Headlines this morning talk about how the housing market is shrugging off higher rates. What the headlines seem to conveniently forget is that the numbers (like Case-Shiller with its two month lag) are backward looking. Rates began moving higher in May, and probably don't have a tremendous bearing on the numbers we're seeing. But no one can deny that housing is doing well. For example, yesterday we learned that sales of new U.S. homes climbed more than forecast in May to the highest level in almost five years: New Home Sales were +2.1%. The median selling price climbed 10% from May 2012. And Durable Goods came in better than expected, although revisions to last month offset these gains and so there was little change to most analysts' GDP estimates.
So are traders going to drive rates higher until the economy does not do well? No - common sense would suggest that equilibrium will be reached. Yesterday some stability was restored, and both stock and bond prices were higher as trading got underway.
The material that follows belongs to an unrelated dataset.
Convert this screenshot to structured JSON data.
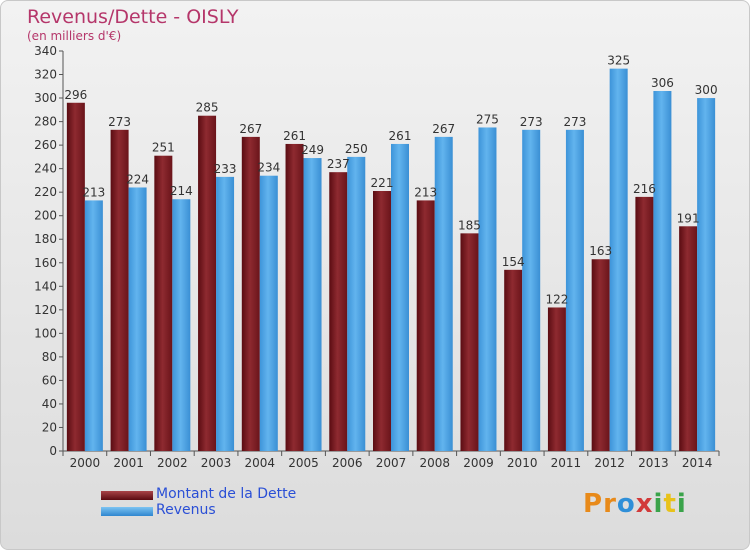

Bonds sold off on the stronger-than-expected news, but equities had a good day. Current coupons mortgage-backed securities were nearly unchanged by the end of the day and the 10-yr closed at 2.58%.
For excitement today we had the MBA's application numbers for last week: overall numbers were -3% with refis down 5% but purchases were up 2%. Refis are now 67% of total apps, and ARMs were steady at 7%. We also have the final Q1 GDP reading at 8:30AM EDT and a $35 billion 5-year note auction. In the early going the 10-yr is better by .250 in price and yielding 2.56%, MBS are tagging along for the ride somewhat.